Torre Annunziata. "Volevo rifarmi una vita con la mia famiglia. Adesso, solo perchè non parlo bene in italiano, rischio un'altra condanna. E per una cosa che non ho mai fatto. Io non ho armi". Ha provato così a difendersi in tribunale Domenico Tamarisco, ritenuto dalla Dda di Napoli uno dei boss dei Tamarisco-Nardiello, la famiglia di narcos di Torre Annunziata che, dalla propria villa nel rione Poverelli, avrebbe gestito il traffico internazionale di droga con il sud America e la Spagna. 

Ieri mattina, il ras, finito a processo con l'accusa detenzione illegale di armi, ha fornito la sua versione dei fatti ai giudici. Durante le intercettazioni, attivate dai finanzieri del Gico nel corso dell'inchiesta sul traffico di droga, sarebbe emerso che il neo-scarcerato “Mimmo” avrebbe chiesto armi per compiere un presunto un agguato. Tornato in libertà il 6 aprile 2016, Tamarisco finì in manette tre settimane dopo, al termine di uno spettacolare blitz delle forze dell'ordine. Contro "Mimmo" Tamarisco fu eseguito un decreto di fermo emesso dal pm della Dda partenopea.

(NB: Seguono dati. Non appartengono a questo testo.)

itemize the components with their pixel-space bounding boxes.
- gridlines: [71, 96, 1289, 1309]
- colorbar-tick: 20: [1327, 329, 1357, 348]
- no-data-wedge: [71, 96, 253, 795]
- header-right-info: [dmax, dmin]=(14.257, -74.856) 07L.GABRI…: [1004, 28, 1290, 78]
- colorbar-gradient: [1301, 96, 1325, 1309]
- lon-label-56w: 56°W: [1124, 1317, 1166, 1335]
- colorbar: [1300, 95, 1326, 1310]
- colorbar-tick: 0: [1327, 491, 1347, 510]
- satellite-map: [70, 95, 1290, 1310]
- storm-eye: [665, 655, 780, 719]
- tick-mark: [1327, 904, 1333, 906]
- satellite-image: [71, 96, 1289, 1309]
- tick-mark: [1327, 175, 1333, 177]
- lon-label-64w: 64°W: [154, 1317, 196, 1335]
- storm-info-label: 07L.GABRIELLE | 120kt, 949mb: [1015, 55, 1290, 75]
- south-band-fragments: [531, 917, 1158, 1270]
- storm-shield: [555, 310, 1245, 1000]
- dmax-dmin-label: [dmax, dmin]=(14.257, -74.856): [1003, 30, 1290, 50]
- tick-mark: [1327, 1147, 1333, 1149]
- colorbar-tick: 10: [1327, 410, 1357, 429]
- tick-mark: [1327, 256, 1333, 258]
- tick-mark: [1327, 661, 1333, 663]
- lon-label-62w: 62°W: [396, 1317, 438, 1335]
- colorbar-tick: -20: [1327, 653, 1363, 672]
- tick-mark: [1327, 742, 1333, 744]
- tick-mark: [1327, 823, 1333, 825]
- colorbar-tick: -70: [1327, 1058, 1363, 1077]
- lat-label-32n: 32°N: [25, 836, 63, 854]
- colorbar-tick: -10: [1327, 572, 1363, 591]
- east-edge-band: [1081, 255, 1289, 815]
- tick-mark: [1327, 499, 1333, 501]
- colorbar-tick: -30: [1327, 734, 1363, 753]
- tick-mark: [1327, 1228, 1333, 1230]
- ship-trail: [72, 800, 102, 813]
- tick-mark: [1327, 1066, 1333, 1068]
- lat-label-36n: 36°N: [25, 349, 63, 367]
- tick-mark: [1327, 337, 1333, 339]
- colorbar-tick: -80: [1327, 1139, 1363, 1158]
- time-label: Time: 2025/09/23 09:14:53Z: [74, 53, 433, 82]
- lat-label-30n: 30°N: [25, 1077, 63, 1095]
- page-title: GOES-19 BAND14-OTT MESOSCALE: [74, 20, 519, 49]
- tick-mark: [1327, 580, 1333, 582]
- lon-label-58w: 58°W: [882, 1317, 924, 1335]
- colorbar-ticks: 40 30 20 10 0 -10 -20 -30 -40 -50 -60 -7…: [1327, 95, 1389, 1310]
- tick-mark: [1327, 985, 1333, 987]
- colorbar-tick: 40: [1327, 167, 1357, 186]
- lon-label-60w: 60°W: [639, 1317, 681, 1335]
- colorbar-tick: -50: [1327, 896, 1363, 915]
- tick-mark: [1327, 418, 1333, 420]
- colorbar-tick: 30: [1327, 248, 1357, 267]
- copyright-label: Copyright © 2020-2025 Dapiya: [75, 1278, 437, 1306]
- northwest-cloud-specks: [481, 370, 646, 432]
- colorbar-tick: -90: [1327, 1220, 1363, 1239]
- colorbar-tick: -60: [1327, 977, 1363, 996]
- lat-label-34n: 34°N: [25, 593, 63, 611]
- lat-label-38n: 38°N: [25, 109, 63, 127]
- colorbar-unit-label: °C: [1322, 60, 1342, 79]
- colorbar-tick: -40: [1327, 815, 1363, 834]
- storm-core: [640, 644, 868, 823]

Detenzione di armi, l'accusa per il presunto ras dei Tamarisco. In meno di una settimana, però, Domenico 'nardiello' era finito sotto intercettazione dei finanzieri, che stavano concludendo le indagini sul traffico internazionale di 'coca' dal sud America. A capo della ipotizzata holding, suo fratello Bernardo, il boss in carrozzella, relegato poi agli arresti domiciliari. Domenico Tamarisco, difeso dai legali Giuseppe Annunziata e Pasquale Striano, per l'Antimafia avrebbe provato ad organizzare un omicidio subito dopo la sua scarcerazione.